This time was different
I have been dating this girl for the past 2 and a half years. I thought because I was in a relationship that I could fix my problem on my own. So I hid it from her and we continued on like nothing was wrong. A few months back we started having sex less often, so the addiction came back and the urges and impulses were stronger than ever. I started giving in more frequently but just kept it to myself. I thought, as long as I can still be good for her when she wants to have sex it’ll be fine, and it was until last night. I finally downloaded this app because I wanted to make a real change. I was going strong for 6 days and then gave in to the urge, I relapsed.

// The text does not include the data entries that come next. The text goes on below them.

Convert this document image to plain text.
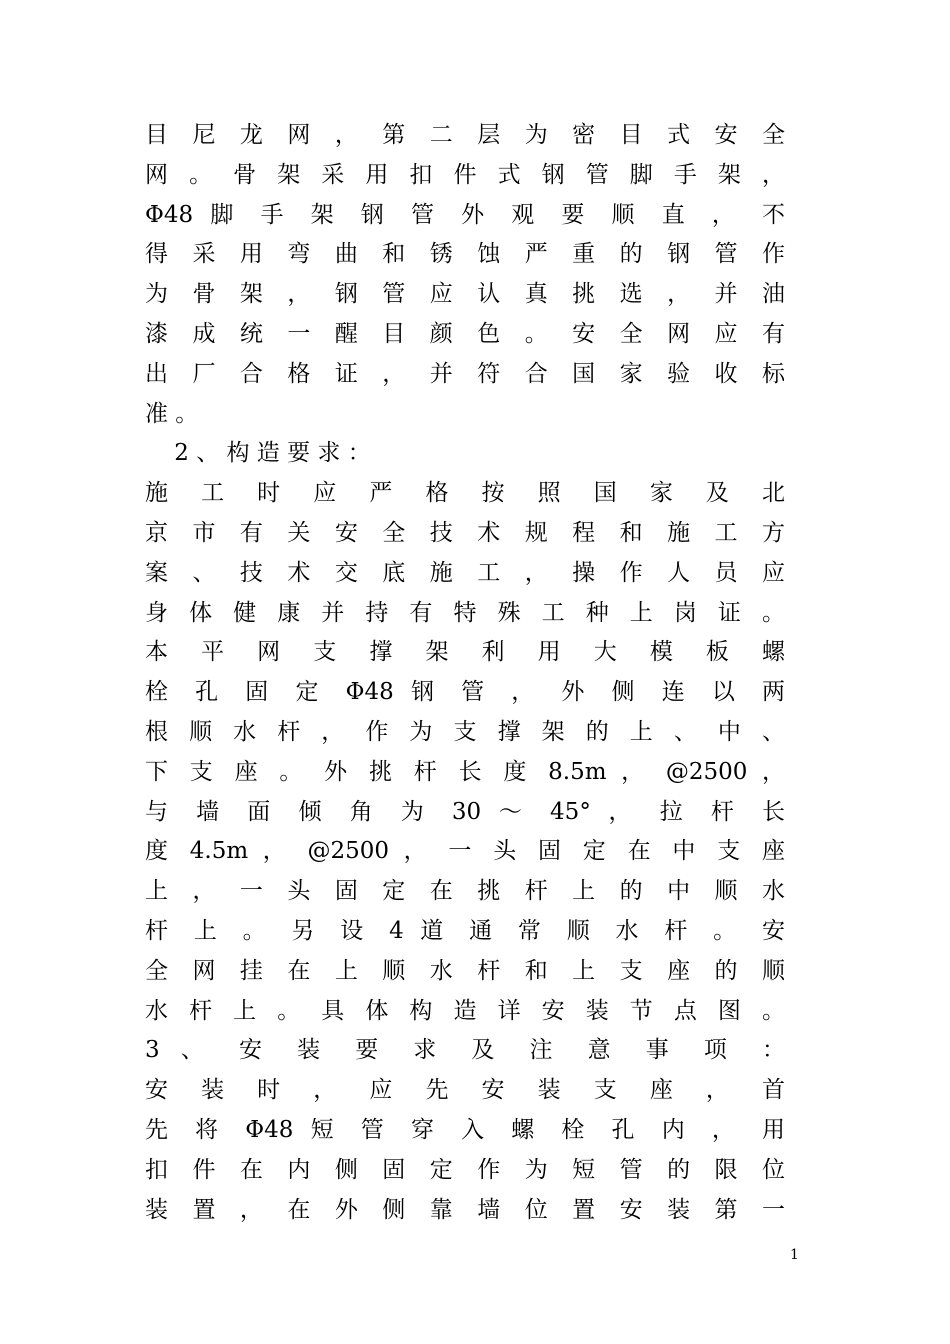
目 尼 龙 网 ， 第 二 层 为 密 目 式 安 全
网 。 骨 架 采 用 扣 件 式 钢 管 脚 手 架 ，
Φ48 脚 手 架 钢 管 外 观 要 顺 直 ， 不
得 采 用 弯 曲 和 锈 蚀 严 重 的 钢 管 作
为 骨 架 ， 钢 管 应 认 真 挑 选 ， 并 油
漆 成 统 一 醒 目 颜 色 。 安 全 网 应 有
出 厂 合 格 证 ， 并 符 合 国 家 验 收 标
准 。
2 、 构 造 要 求 ：
施 工 时 应 严 格 按 照 国 家 及 北
京 市 有 关 安 全 技 术 规 程 和 施 工 方
案 、 技 术 交 底 施 工 ， 操 作 人 员 应
身 体 健 康 并 持 有 特 殊 工 种 上 岗 证 。
本 平 网 支 撑 架 利 用 大 模 板 螺
栓 孔 固 定 Φ48 钢 管 ， 外 侧 连 以 两
根 顺 水 杆 ， 作 为 支 撑 架 的 上 、 中 、
下 支 座 。 外 挑 杆 长 度 8.5m ， @2500 ，
与 墙 面 倾 角 为 30 ～ 45° ， 拉 杆 长
度 4.5m ， @2500 ， 一 头 固 定 在 中 支 座
上 ， 一 头 固 定 在 挑 杆 上 的 中 顺 水
杆 上 。 另 设 4 道 通 常 顺 水 杆 。 安
全 网 挂 在 上 顺 水 杆 和 上 支 座 的 顺
水 杆 上 。 具 体 构 造 详 安 装 节 点 图 。
3 、 安 装 要 求 及 注 意 事 项 ：
安 装 时 ， 应 先 安 装 支 座 ， 首
先 将 Φ48 短 管 穿 入 螺 栓 孔 内 ， 用
扣 件 在 内 侧 固 定 作 为 短 管 的 限 位
装 置 ， 在 外 侧 靠 墙 位 置 安 装 第 一
1
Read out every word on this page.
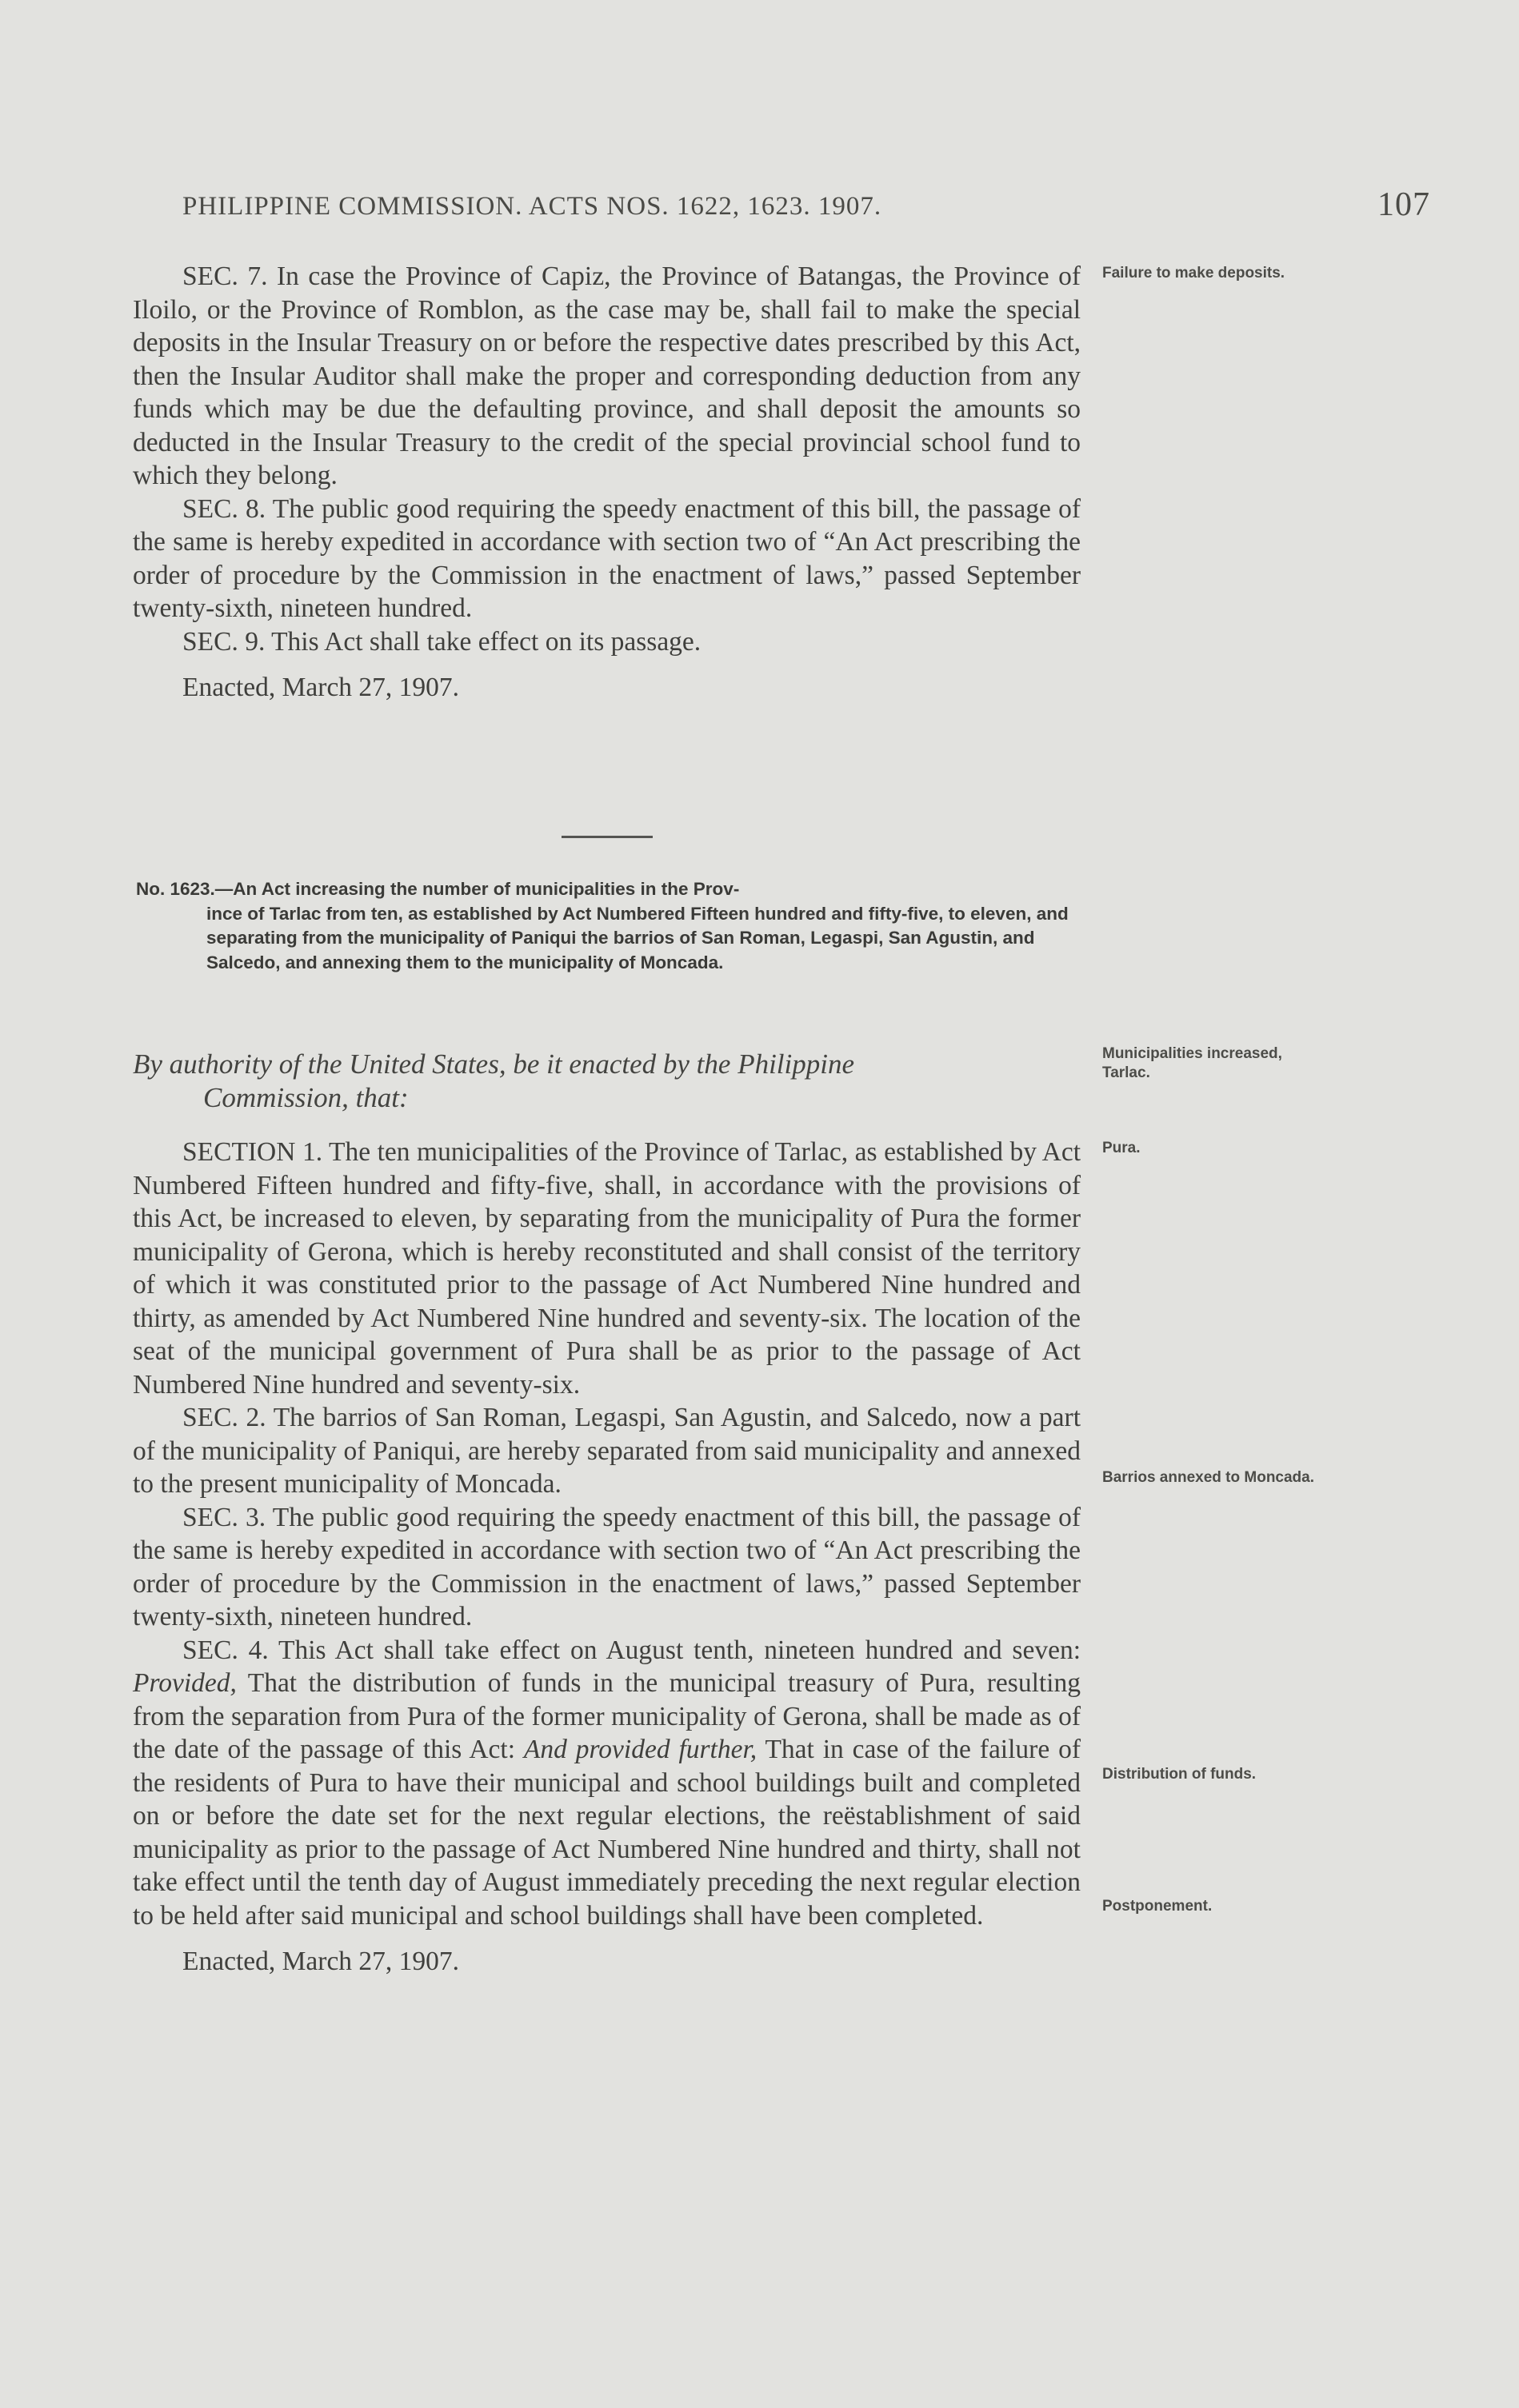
PHILIPPINE COMMISSION. ACTS NOS. 1622, 1623. 1907.	107

SEC. 7. In case the Province of Capiz, the Province of Batangas, the Province of Iloilo, or the Province of Romblon, as the case may be, shall fail to make the special deposits in the Insular Treasury on or before the respective dates prescribed by this Act, then the Insular Auditor shall make the proper and corresponding deduction from any funds which may be due the defaulting province, and shall deposit the amounts so deducted in the Insular Treasury to the credit of the special provincial school fund to which they belong.

SEC. 8. The public good requiring the speedy enactment of this bill, the passage of the same is hereby expedited in accordance with section two of “An Act prescribing the order of procedure by the Commission in the enactment of laws,” passed September twenty-sixth, nineteen hundred.

SEC. 9. This Act shall take effect on its passage.

Enacted, March 27, 1907.

Failure to make deposits.
No. 1623.—An Act increasing the number of municipalities in the Prov-
ince of Tarlac from ten, as established by Act Numbered Fifteen hundred and fifty-five, to eleven, and separating from the municipality of Paniqui the barrios of San Roman, Legaspi, San Agustin, and Salcedo, and annexing them to the municipality of Moncada.
By authority of the United States, be it enacted by the Philippine
Commission, that:
Municipalities increased, Tarlac.

SECTION 1. The ten municipalities of the Province of Tarlac, as established by Act Numbered Fifteen hundred and fifty-five, shall, in accordance with the provisions of this Act, be increased to eleven, by separating from the municipality of Pura the former municipality of Gerona, which is hereby reconstituted and shall consist of the territory of which it was constituted prior to the passage of Act Numbered Nine hundred and thirty, as amended by Act Numbered Nine hundred and seventy-six. The location of the seat of the municipal government of Pura shall be as prior to the passage of Act Numbered Nine hundred and seventy-six.

SEC. 2. The barrios of San Roman, Legaspi, San Agustin, and Salcedo, now a part of the municipality of Paniqui, are hereby separated from said municipality and annexed to the present municipality of Moncada.

SEC. 3. The public good requiring the speedy enactment of this bill, the passage of the same is hereby expedited in accordance with section two of “An Act prescribing the order of procedure by the Commission in the enactment of laws,” passed September twenty-sixth, nineteen hundred.

SEC. 4. This Act shall take effect on August tenth, nineteen hundred and seven: Provided, That the distribution of funds in the municipal treasury of Pura, resulting from the separation from Pura of the former municipality of Gerona, shall be made as of the date of the passage of this Act: And provided further, That in case of the failure of the residents of Pura to have their municipal and school buildings built and completed on or before the date set for the next regular elections, the reëstablishment of said municipality as prior to the passage of Act Numbered Nine hundred and thirty, shall not take effect until the tenth day of August immediately preceding the next regular election to be held after said municipal and school buildings shall have been completed.

Enacted, March 27, 1907.

Pura.
Barrios annexed to Moncada.
Distribution of funds.
Postponement.
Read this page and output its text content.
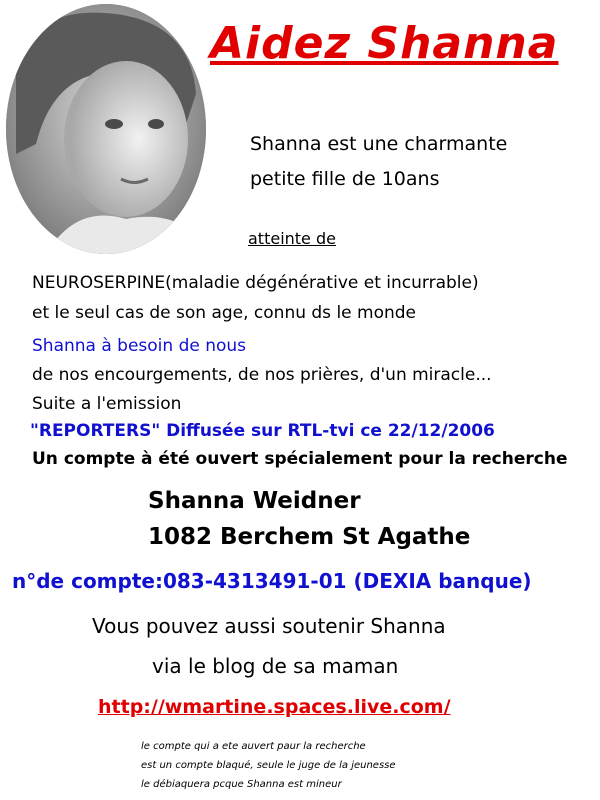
Aidez Shanna
Shanna est une charmante
petite fille de 10ans
atteinte de
NEUROSERPINE(maladie dégénérative et incurrable)
et le seul cas de son age, connu ds le monde
Shanna à besoin de nous
de nos encourgements, de nos prières, d'un miracle...
Suite a l'emission
"REPORTERS" Diffusée sur RTL-tvi ce 22/12/2006
Un compte à été ouvert spécialement pour la recherche
Shanna Weidner
1082 Berchem St Agathe
n°de compte:083-4313491-01 (DEXIA banque)
Vous pouvez aussi soutenir Shanna
via le blog de sa maman
http://wmartine.spaces.live.com/
le compte qui a ete auvert paur la recherche
est un compte blaqué, seule le juge de la jeunesse
le débiaquera pcque Shanna est mineur
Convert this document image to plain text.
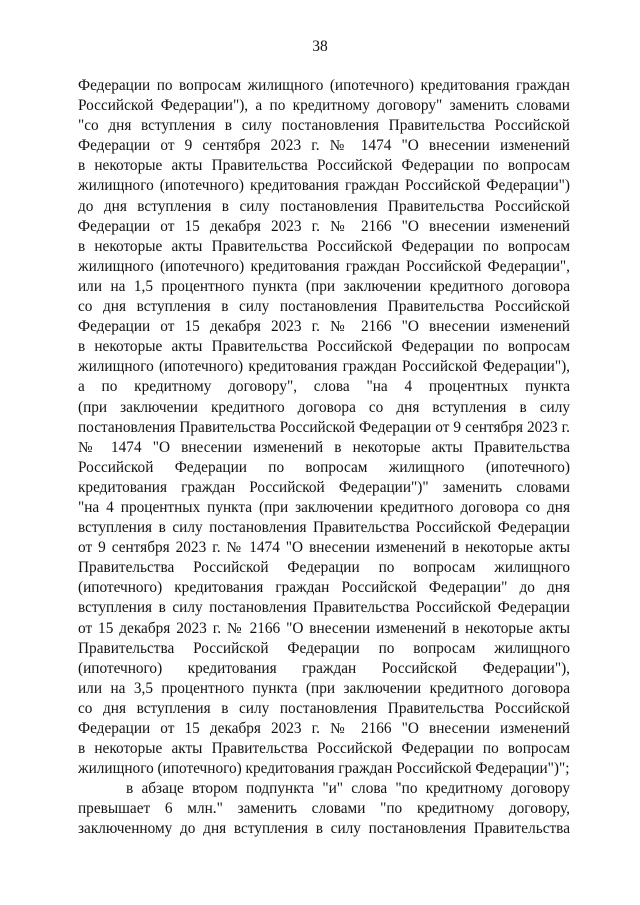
38
Федерации по вопросам жилищного (ипотечного) кредитования граждан
Российской Федерации"), а по кредитному договору" заменить словами
"со дня вступления в силу постановления Правительства Российской
Федерации от 9 сентября 2023 г. № 1474 "О внесении изменений
в некоторые акты Правительства Российской Федерации по вопросам
жилищного (ипотечного) кредитования граждан Российской Федерации")
до дня вступления в силу постановления Правительства Российской
Федерации от 15 декабря 2023 г. № 2166 "О внесении изменений
в некоторые акты Правительства Российской Федерации по вопросам
жилищного (ипотечного) кредитования граждан Российской Федерации",
или на 1,5 процентного пункта (при заключении кредитного договора
со дня вступления в силу постановления Правительства Российской
Федерации от 15 декабря 2023 г. № 2166 "О внесении изменений
в некоторые акты Правительства Российской Федерации по вопросам
жилищного (ипотечного) кредитования граждан Российской Федерации"),
а по кредитному договору", слова "на 4 процентных пункта
(при заключении кредитного договора со дня вступления в силу
постановления Правительства Российской Федерации от 9 сентября 2023 г.
№ 1474 "О внесении изменений в некоторые акты Правительства
Российской Федерации по вопросам жилищного (ипотечного)
кредитования граждан Российской Федерации")" заменить словами
"на 4 процентных пункта (при заключении кредитного договора со дня
вступления в силу постановления Правительства Российской Федерации
от 9 сентября 2023 г. № 1474 "О внесении изменений в некоторые акты
Правительства Российской Федерации по вопросам жилищного
(ипотечного) кредитования граждан Российской Федерации" до дня
вступления в силу постановления Правительства Российской Федерации
от 15 декабря 2023 г. № 2166 "О внесении изменений в некоторые акты
Правительства Российской Федерации по вопросам жилищного
(ипотечного) кредитования граждан Российской Федерации"),
или на 3,5 процентного пункта (при заключении кредитного договора
со дня вступления в силу постановления Правительства Российской
Федерации от 15 декабря 2023 г. № 2166 "О внесении изменений
в некоторые акты Правительства Российской Федерации по вопросам
жилищного (ипотечного) кредитования граждан Российской Федерации")";
в абзаце втором подпункта "и" слова "по кредитному договору
превышает 6 млн." заменить словами "по кредитному договору,
заключенному до дня вступления в силу постановления Правительства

And later that night she really wanted to have sex. We started making out, she started taking my clothes off, but I couldn’t get it up. My brain has been so messed up since porn, but this is a new low. The person I love the most in the world was right there in front of me and I couldn’t do anything. So I told her what had happened earlier in the day. She didn’t judge me, but held me closer. Idk why, but that made me feel even worse. Like I didn’t deserve someone who would be so forgiving. Like I was the worst thing in her life. But other than that, there’s just this insane emptiness that won’t go away. And it feels like hell. I don’t know how to act, what to feel or what to do. But I know porn needs to go for good. I just want to be free
Another point I forgot to make is that there is often this feeling of rejection when you try to initiate something and the other party is not interested. You can remove this from the equation of temptation by simply abstaining and choosing more fruitful forms of intimacy, which will ultimately benefit the relationship.